Issu d’une thèse de doctorat d’histoire, le livre d’Antoine Champeaux (par ailleurs officier et conservateur du musée des troupes de Marine à Fréjus) propose une approche des débuts de l’aviation au travers du prisme particulier d’une entreprise industrielle : Michelin.
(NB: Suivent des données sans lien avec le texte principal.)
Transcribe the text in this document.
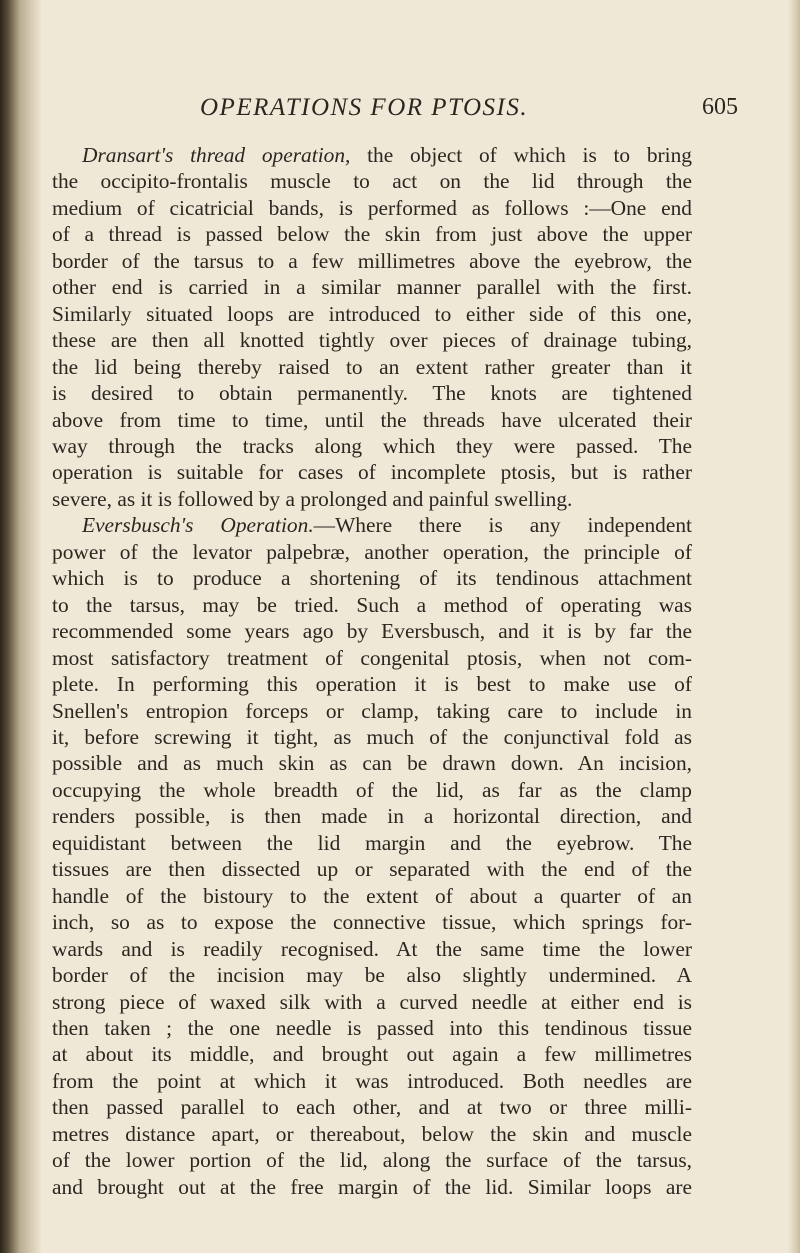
OPERATIONS FOR PTOSIS.	605
Dransart's thread operation, the object of which is to bring
the occipito-frontalis muscle to act on the lid through the
medium of cicatricial bands, is performed as follows :—One end
of a thread is passed below the skin from just above the upper
border of the tarsus to a few millimetres above the eyebrow, the
other end is carried in a similar manner parallel with the first.
Similarly situated loops are introduced to either side of this one,
these are then all knotted tightly over pieces of drainage tubing,
the lid being thereby raised to an extent rather greater than it
is desired to obtain permanently. The knots are tightened
above from time to time, until the threads have ulcerated their
way through the tracks along which they were passed. The
operation is suitable for cases of incomplete ptosis, but is rather
severe, as it is followed by a prolonged and painful swelling.
Eversbusch's Operation.—Where there is any independent
power of the levator palpebræ, another operation, the principle of
which is to produce a shortening of its tendinous attachment
to the tarsus, may be tried. Such a method of operating was
recommended some years ago by Eversbusch, and it is by far the
most satisfactory treatment of congenital ptosis, when not com-
plete. In performing this operation it is best to make use of
Snellen's entropion forceps or clamp, taking care to include in
it, before screwing it tight, as much of the conjunctival fold as
possible and as much skin as can be drawn down. An incision,
occupying the whole breadth of the lid, as far as the clamp
renders possible, is then made in a horizontal direction, and
equidistant between the lid margin and the eyebrow. The
tissues are then dissected up or separated with the end of the
handle of the bistoury to the extent of about a quarter of an
inch, so as to expose the connective tissue, which springs for-
wards and is readily recognised. At the same time the lower
border of the incision may be also slightly undermined. A
strong piece of waxed silk with a curved needle at either end is
then taken ; the one needle is passed into this tendinous tissue
at about its middle, and brought out again a few millimetres
from the point at which it was introduced. Both needles are
then passed parallel to each other, and at two or three milli-
metres distance apart, or thereabout, below the skin and muscle
of the lower portion of the lid, along the surface of the tarsus,
and brought out at the free margin of the lid. Similar loops are
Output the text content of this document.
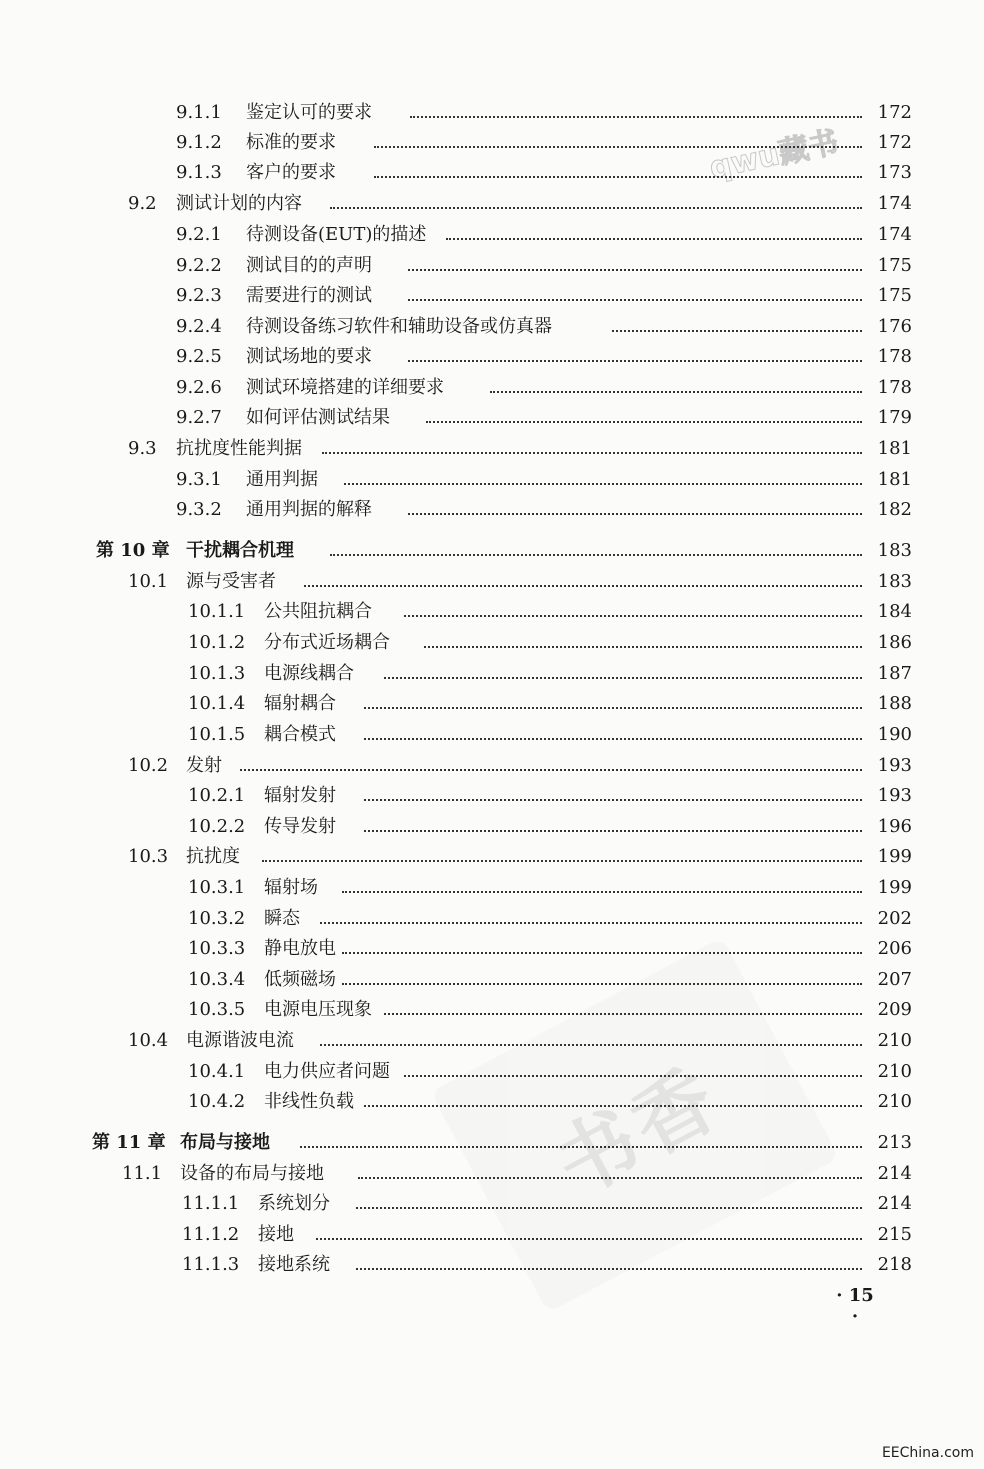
qwu藏书
书香
9.1.1 鉴定认可的要求	172
9.1.2 标准的要求	172
9.1.3 客户的要求	173
9.2 测试计划的内容	174
9.2.1 待测设备(EUT)的描述	174
9.2.2 测试目的的声明	175
9.2.3 需要进行的测试	175
9.2.4 待测设备练习软件和辅助设备或仿真器	176
9.2.5 测试场地的要求	178
9.2.6 测试环境搭建的详细要求	178
9.2.7 如何评估测试结果	179
9.3 抗扰度性能判据	181
9.3.1 通用判据	181
9.3.2 通用判据的解释	182
第 10 章 干扰耦合机理	183
10.1 源与受害者	183
10.1.1 公共阻抗耦合	184
10.1.2 分布式近场耦合	186
10.1.3 电源线耦合	187
10.1.4 辐射耦合	188
10.1.5 耦合模式	190
10.2 发射	193
10.2.1 辐射发射	193
10.2.2 传导发射	196
10.3 抗扰度	199
10.3.1 辐射场	199
10.3.2 瞬态	202
10.3.3 静电放电	206
10.3.4 低频磁场	207
10.3.5 电源电压现象	209
10.4 电源谐波电流	210
10.4.1 电力供应者问题	210
10.4.2 非线性负载	210
第 11 章 布局与接地	213
11.1 设备的布局与接地	214
11.1.1 系统划分	214
11.1.2 接地	215
11.1.3 接地系统	218
· 15 ·
EEChina.com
De 1896 à la Seconde Guerre mondiale, ce nom apparaît en effet à presque tous les moments clefs de l‘histoire de l‘aviation française, grâce en grande partie aux personnalités de ses deux patrons André (1853-1931) et Édouard (1859-1940) Michelin, membres influents de l’Aéroclub de France, mécènes des débuts de l’aviation militaire et industriels imaginatifs. Car en réalité, ce n’est pas uniquement l’histoire d’une entreprise qu‘on suit ici, mais plutôt l’évolution de la pensée de deux hommes (André Michelin surtout). Vivement intéressés par l’aéronautique (en particulier sous ses aspects militaires), les frères Michelin ne sont pas restés étrangers à la toute nouvelle locomotion aérienne (et à ce qu’elle représentait comme nouvelle arme). S’ils travaillèrent bien logiquement à la création de pneumatiques pour aéroplanes, ils firent aménager à Aulnat la première piste d’aviation « en dur » au monde. Parmi les prix généreusement dotés dont ils furent les créateurs, on notera le Prix de l’Aéro-cible (1912), directement lié à la pratique du bombardement aérien. Michelin, constructeur aéronautique ? Ce fut bien le cas pendant la Grande Guerre, où sortirent des ateliers de Clermont-Ferrand plus de 1800 appareils Breguet-Michelin à moteur Renault, construits selon les préceptes du taylorisme. Michelin et l’aviation, c’est donc une histoire moins anecdotique qu’il y paraîtrait.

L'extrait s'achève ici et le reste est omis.